“Shut up, Wesley!” Picard and others shout this episode.
Even once Wesley is proved right—at the end of the episode for the other characters, from the get-go for us viewers—he gets to return to duty, but gets no “thanks,” or “sorry we didn’t listen to you” comments. Sure, you would not expect them from the Captain, who does not have to explain himself to a mere boy, but you’d expect his mother to say something …
But let us back up.
Picard & Co. visit the planet where Data was found about 26 years earlier. Nothing lives there. They find a secret door, find a disassembled android that looks like Data, take the parts back to the Enterprise, and decide to put the other android together.
Oh, and some sort of crystal entity once visited the planet and scared everybody … the drawings on the wall prove it! Not that this will be important later, will it?
The new android is called Lore and claims he is Data’s younger and better brother. He fools Riker & Co. by hiding his intelligence and while nobody is foolish enough to actually trust Lore, they will trust who or whatever wears Data’s uniform, and they’ll give Lore free run of the ship. Not that this could cause any problems, could it?

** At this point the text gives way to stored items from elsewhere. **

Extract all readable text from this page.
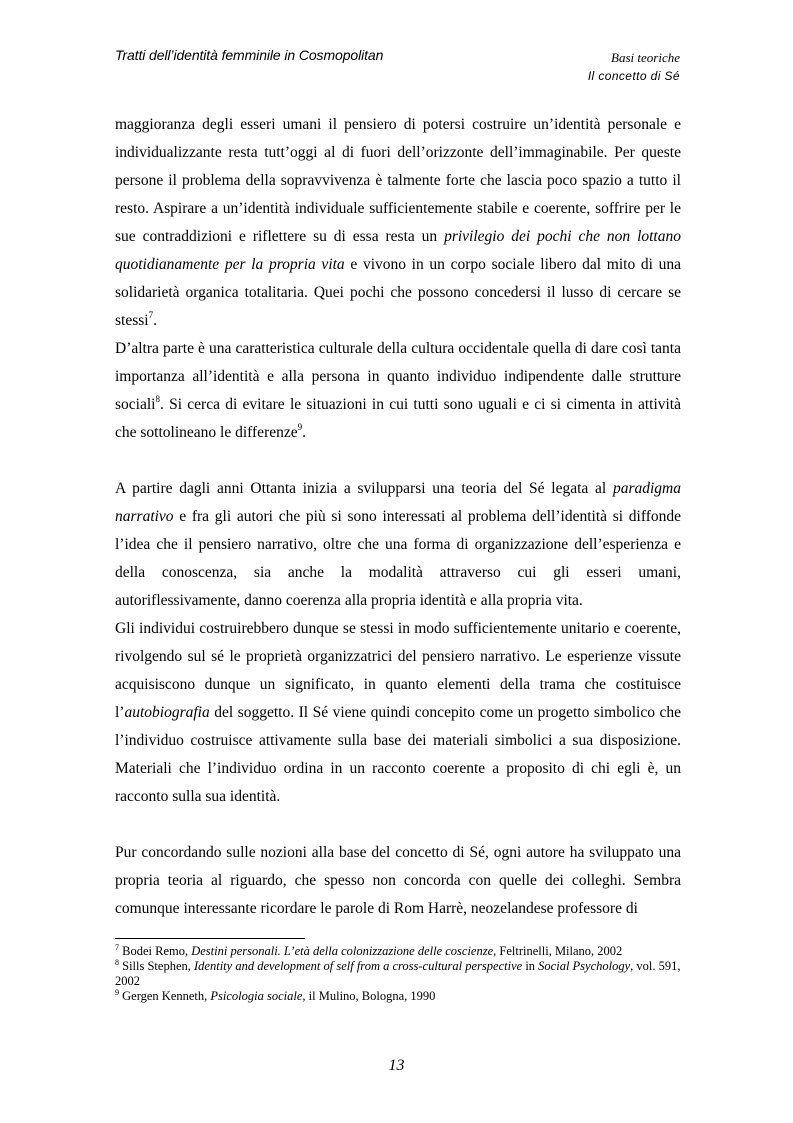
Tratti dell’identità femminile in Cosmopolitan	Basi teoriche
Il concetto di Sé

maggioranza degli esseri umani il pensiero di potersi costruire un’identità personale e individualizzante resta tutt’oggi al di fuori dell’orizzonte dell’immaginabile. Per queste persone il problema della sopravvivenza è talmente forte che lascia poco spazio a tutto il resto. Aspirare a un’identità individuale sufficientemente stabile e coerente, soffrire per le sue contraddizioni e riflettere su di essa resta un privilegio dei pochi che non lottano quotidianamente per la propria vita e vivono in un corpo sociale libero dal mito di una solidarietà organica totalitaria. Quei pochi che possono concedersi il lusso di cercare se stessi$^7$.

D’altra parte è una caratteristica culturale della cultura occidentale quella di dare così tanta importanza all’identità e alla persona in quanto individuo indipendente dalle strutture sociali$^8$. Si cerca di evitare le situazioni in cui tutti sono uguali e ci si cimenta in attività che sottolineano le differenze$^9$.

A partire dagli anni Ottanta inizia a svilupparsi una teoria del Sé legata al paradigma narrativo e fra gli autori che più si sono interessati al problema dell’identità si diffonde l’idea che il pensiero narrativo, oltre che una forma di organizzazione dell’esperienza e della conoscenza, sia anche la modalità attraverso cui gli esseri umani, autoriflessivamente, danno coerenza alla propria identità e alla propria vita.

Gli individui costruirebbero dunque se stessi in modo sufficientemente unitario e coerente, rivolgendo sul sé le proprietà organizzatrici del pensiero narrativo. Le esperienze vissute acquisiscono dunque un significato, in quanto elementi della trama che costituisce l’autobiografia del soggetto. Il Sé viene quindi concepito come un progetto simbolico che l’individuo costruisce attivamente sulla base dei materiali simbolici a sua disposizione. Materiali che l’individuo ordina in un racconto coerente a proposito di chi egli è, un racconto sulla sua identità.

Pur concordando sulle nozioni alla base del concetto di Sé, ogni autore ha sviluppato una propria teoria al riguardo, che spesso non concorda con quelle dei colleghi. Sembra comunque interessante ricordare le parole di Rom Harrè, neozelandese professore di

$^7$ Bodei Remo, Destini personali. L’età della colonizzazione delle coscienze, Feltrinelli, Milano, 2002

$^8$ Sills Stephen, Identity and development of self from a cross-cultural perspective in Social Psychology, vol. 591, 2002

$^9$ Gergen Kenneth, Psicologia sociale, il Mulino, Bologna, 1990

13
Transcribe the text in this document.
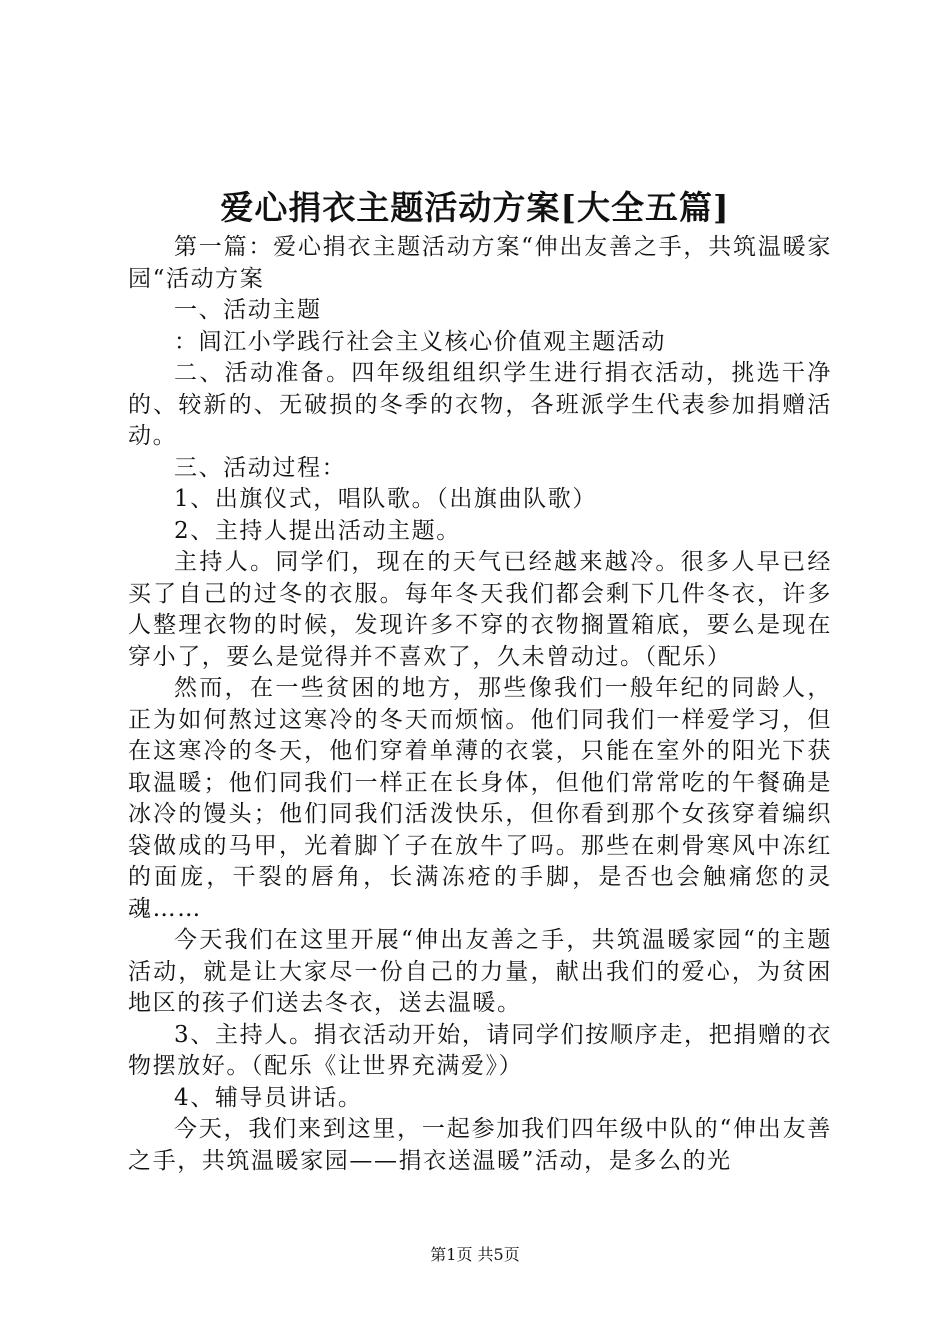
爱心捐衣主题活动方案[大全五篇]

第一篇：爱心捐衣主题活动方案“伸出友善之手，共筑温暖家园“活动方案

一、活动主题

：闾江小学践行社会主义核心价值观主题活动

二、活动准备。四年级组组织学生进行捐衣活动，挑选干净的、较新的、无破损的冬季的衣物，各班派学生代表参加捐赠活动。

三、活动过程：

1、出旗仪式，唱队歌。（出旗曲队歌）

2、主持人提出活动主题。

主持人。同学们，现在的天气已经越来越冷。很多人早已经买了自己的过冬的衣服。每年冬天我们都会剩下几件冬衣，许多人整理衣物的时候，发现许多不穿的衣物搁置箱底，要么是现在穿小了，要么是觉得并不喜欢了，久未曾动过。（配乐）

然而，在一些贫困的地方，那些像我们一般年纪的同龄人，正为如何熬过这寒冷的冬天而烦恼。他们同我们一样爱学习，但在这寒冷的冬天，他们穿着单薄的衣裳，只能在室外的阳光下获取温暖；他们同我们一样正在长身体，但他们常常吃的午餐确是冰冷的馒头；他们同我们活泼快乐，但你看到那个女孩穿着编织袋做成的马甲，光着脚丫子在放牛了吗。那些在刺骨寒风中冻红的面庞，干裂的唇角，长满冻疮的手脚，是否也会触痛您的灵魂……

今天我们在这里开展“伸出友善之手，共筑温暖家园“的主题活动，就是让大家尽一份自己的力量，献出我们的爱心，为贫困地区的孩子们送去冬衣，送去温暖。

3、主持人。捐衣活动开始，请同学们按顺序走，把捐赠的衣物摆放好。（配乐《让世界充满爱》）

4、辅导员讲话。

今天，我们来到这里，一起参加我们四年级中队的“伸出友善之手，共筑温暖家园——捐衣送温暖”活动，是多么的光

第1页 共5页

Soon Lore reveals his dastardly plan, furthermore that he was the first and it was his ‘perfection’ (and arrogance and evil?) that led him to being shut down, resulting in a more humble but less human Data being created. Oh, and he’s working with the Crystal Entity. Of course Data a) relates that he’ll have to report this to Picard and b) he turns his back on Lore, c) resulting in Lore defeating him and stealing his identity … damn Lore and his poisoned champagne! Wait, poisoning an android?
With his mother’s help Wesley, relieved of duty for being an obnoxious know-it-all, finds the real data and they track down Lore and, at the last minute (second!) avert danger by beaming said evil android from the ship.
The end.
I’ve skipped a few things … like Data never mastering contractions in language (whereas Lore uses them with ease), Lore’s facial tick/twitch, Data’s on-off switch, and so on … but these are the supposed plot details that allow us (and Wesley) to figure out the truth. Were this a proper who-done-it or myster or thriller or whatever, we wouldn’t know whether Lore was ‘bad’ or whether he had swapped with Data, we could’t or wouldn’t easily know how to tell them apart, and only through remembering the carefully-laid crumbs from earlier in the episode would we piece things together just in time, perhaps in synchronicity with our audience surrogate (Wesley?) in the show, perhaps a bit before or after him or her … in the case of “before” we could have had a more ‘tragic’ outcome, as our hero would figure things out only too late to avert disaster.
But that’s not the show or episode we actually watched.
And let’s not even talk about how in order to beam a tree off the ship the shields would go down just long enough for the Crystal Entity to attack the ship, but when Lore is beamed from the ship to save the day, said Entity supposedly does not have enough time to attack and kill everybody …
… just sayin’.
Alas, now that we have Acting Ensign Wesley Crusher we not longer get fabulous new sweaters episode to episode; instead we get a still very 80s but somehow depressing grey-ish top with rainbow stripes. Week after week, or, as Susie and I watch these episodes, day after day.
Brent Spiner must have had fun here and all his Lore is missing is a mustache to twirl. While the “technology” to put both Data and Lore in a single shot is rather direct (if tedious pre-extensive-cgi-and-digital-compositing, etc.), it is well-done here … three cheers for the production values! This episode had a low Picard-quotient, and when he does show up he’s pretty cardboardy … his only worthwhile exchange might have been with Yar about trusting Data … and it’s a sad day when Yar, even with her “I’m a good puppy and here to please” smile, comes out of that exchange looking as good or better than the captain.
But like “Where No One Has Gone Before” (which, like this episode, has a high Wesley-quotient), “Datalore” feels properly like a TNG rather than TOS episode, and despite all the good things in, say, “The Big Goodbye,” it’s arguably one of the first good TNG episodes. It also helps, I think, that this is basically a one-story episode. Sure, there are nods to continuity and such, but this is all about Data and Lore, and even the Crystal Entity is part of that … we have no “A story and B story” to develop.
On the “Shut up, Wesley!” bit …
… arguably (but this ignores how most of the crew are otherwise behaving) everyone is telling Wesley to shut up because they already know that ‘Data’ is ‘Lore’ (or Lore is Data … parse as you will) and they were trying to lure Lore into a trap of sorts.
This, of course, does not actually seem to fit with everything that has occurred up to this point, and does not mesh with Picard telling Yar that he trusts Data. In a better show or better episode, we might ‘tell’ the story from Wesley’s perspective so that we, along with him, think we’re the only ones who know what is going on, with a later reveal to the contrary … but this is not that show.